Dann muss er schnell weiter nach Schweinfurt, wo er lange als Gewerkschafter tätig war. Dort wolle noch am Nachmittag die »gesamte Führungsriege der örtlichen Linken« ihren Austritt öffentlich machen, erklärt er.
Die Zukunft der Linken? Interessiert hier nur wenige
Seit der Verkündung von Wagenknecht wurden laut »FAZ« Stand vergangene Woche 538 Austritte gezählt. Bei dem Kongress in Frankfurt, so zumindest schätzt eine der Organisatorinnen, gehörte die Mehrzahl der Anwesenden nicht mehr der Linken an.
Dementsprechend interessiert sich am Nachmittag nur ein kleiner Teil der Anwesenden für ein Forum, das sich mit der Zukunft der Linken auseinandersetzt. Die meisten wollen lieber über Wagenknechts neue Partei sprechen. Als es um Wünsche und Erwartungen geht, entsteht eine lange Schlange vor dem Mikrofonständer. Drei Minuten Redezeit für jeden, der möchte.
Viele fordern eine sozialistische Politik. Man müsse wieder die Arbeiterschicht ansprechen, zu der die Linke den Bezug verloren habe. Auch wenn noch viel unklar ist, setzen sie hier große Hoffnungen in Wagenknecht.
Ein Noch-Mitglied der Linken aus Mannheim sagt: »Die Linke ist gescheitert.« Er bietet sich dem BSW für die Aufbauarbeit der neuen Partei an.
Der Ex-Abgeordnete und Ex-Musikproduzent Diether Dehm, der regelmäßig Verschwörungserzählungen verbreitet, findet: Das Ziel müsse sein, die AfD zu halbieren. Er fragt: »Ja glaubt denn einer, man kommt mit sauberen Händen an die AfD-Wähler? Da macht man sich schmutzig.« Was das genau bedeute, erklärt er nicht, nur so viel: Die Ausgrenzung müsse ein Ende haben.
Eine Frau tritt an das Mikrofon. Sie war bereits bei den beiden »Friedensdemonstrationen« im Februar und November dieses Jahres, die Wagenknecht mitorganisiert hatte, dabei. Die Frau kündigt an, der neuen Partei beitreten zu wollen. Sie sagt: »Was mir hier fehlte und eigentlich auch auf den beiden Demonstrationen in Berlin, das sind die jungen Leute.« Man müsse darauf achten, auch sie anzusprechen. »Die kommen von einem anderen Planeten.«
Der Gründungsprozess erfolgt »top-down«
Der Abgeordnete Hunko muss sich an diesem Tag auch immer wieder für »Bündnis Sahra Wagenknecht« erklären. Viele sind nicht zufrieden mit den Abläufen, kritisieren die mangelnde Transparenz.

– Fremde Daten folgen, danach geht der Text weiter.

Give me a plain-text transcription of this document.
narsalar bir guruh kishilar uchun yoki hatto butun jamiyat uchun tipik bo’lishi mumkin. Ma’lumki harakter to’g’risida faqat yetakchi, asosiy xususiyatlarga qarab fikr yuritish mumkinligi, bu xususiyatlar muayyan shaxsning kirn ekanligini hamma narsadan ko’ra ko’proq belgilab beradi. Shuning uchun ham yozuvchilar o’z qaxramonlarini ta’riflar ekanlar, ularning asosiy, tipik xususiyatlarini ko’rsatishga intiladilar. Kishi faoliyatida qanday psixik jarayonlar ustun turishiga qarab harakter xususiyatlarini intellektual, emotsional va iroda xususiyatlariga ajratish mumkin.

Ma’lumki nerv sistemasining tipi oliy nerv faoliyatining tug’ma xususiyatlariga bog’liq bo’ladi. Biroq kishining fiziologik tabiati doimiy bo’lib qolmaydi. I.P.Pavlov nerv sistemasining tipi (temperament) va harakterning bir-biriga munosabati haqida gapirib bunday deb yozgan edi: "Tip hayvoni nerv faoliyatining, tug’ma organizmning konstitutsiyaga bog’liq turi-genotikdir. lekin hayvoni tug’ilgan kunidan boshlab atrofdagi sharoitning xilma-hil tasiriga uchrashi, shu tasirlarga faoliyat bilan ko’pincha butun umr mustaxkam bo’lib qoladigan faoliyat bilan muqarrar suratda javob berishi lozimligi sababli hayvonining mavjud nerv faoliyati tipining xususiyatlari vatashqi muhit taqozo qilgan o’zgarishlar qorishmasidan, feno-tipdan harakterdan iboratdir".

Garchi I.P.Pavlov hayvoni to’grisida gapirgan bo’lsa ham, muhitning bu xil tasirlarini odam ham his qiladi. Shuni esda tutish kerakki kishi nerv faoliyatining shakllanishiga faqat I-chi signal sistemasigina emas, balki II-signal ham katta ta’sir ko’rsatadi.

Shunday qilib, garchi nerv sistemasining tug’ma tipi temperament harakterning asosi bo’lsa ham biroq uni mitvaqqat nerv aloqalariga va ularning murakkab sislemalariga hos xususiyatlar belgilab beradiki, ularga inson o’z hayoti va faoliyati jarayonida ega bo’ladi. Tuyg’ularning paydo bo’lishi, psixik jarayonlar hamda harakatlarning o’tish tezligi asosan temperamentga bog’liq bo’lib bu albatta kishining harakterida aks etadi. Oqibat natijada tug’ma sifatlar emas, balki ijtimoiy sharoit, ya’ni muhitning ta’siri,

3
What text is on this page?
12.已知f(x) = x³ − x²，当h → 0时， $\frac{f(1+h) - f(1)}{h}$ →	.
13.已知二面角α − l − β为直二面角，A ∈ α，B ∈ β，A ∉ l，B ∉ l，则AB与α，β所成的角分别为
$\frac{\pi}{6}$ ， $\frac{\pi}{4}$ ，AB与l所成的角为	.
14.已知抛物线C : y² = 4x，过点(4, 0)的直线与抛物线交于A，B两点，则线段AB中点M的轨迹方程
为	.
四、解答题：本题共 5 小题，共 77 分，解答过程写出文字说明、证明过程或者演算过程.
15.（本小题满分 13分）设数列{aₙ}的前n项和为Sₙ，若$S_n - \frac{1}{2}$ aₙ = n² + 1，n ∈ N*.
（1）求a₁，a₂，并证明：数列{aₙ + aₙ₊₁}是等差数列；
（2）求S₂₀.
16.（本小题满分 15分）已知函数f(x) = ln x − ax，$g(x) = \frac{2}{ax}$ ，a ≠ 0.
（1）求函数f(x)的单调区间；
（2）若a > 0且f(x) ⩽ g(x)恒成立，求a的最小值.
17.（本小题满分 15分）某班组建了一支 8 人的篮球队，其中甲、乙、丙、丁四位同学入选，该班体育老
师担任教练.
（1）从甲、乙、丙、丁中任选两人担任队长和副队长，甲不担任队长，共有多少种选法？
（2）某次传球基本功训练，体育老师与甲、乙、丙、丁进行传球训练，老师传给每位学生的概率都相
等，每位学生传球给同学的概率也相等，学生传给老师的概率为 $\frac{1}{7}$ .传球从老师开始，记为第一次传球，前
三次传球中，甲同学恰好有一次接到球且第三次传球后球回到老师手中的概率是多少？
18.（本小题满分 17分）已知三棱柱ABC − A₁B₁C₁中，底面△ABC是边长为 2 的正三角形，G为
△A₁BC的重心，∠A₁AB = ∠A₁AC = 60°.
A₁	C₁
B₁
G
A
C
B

Der Gründungsprozess erfolge eben »top-down«, erklärt Hunko mehrmals. Einige wenige würden die Partei und die Strukturen aufbauen. Man wolle nicht zu schnell wachsen, sich genau anschauen, wer eintrete. Sonst sei die Gefahr zu groß, dass auch Menschen in die Partei kämen, die man eigentlich nicht haben wolle.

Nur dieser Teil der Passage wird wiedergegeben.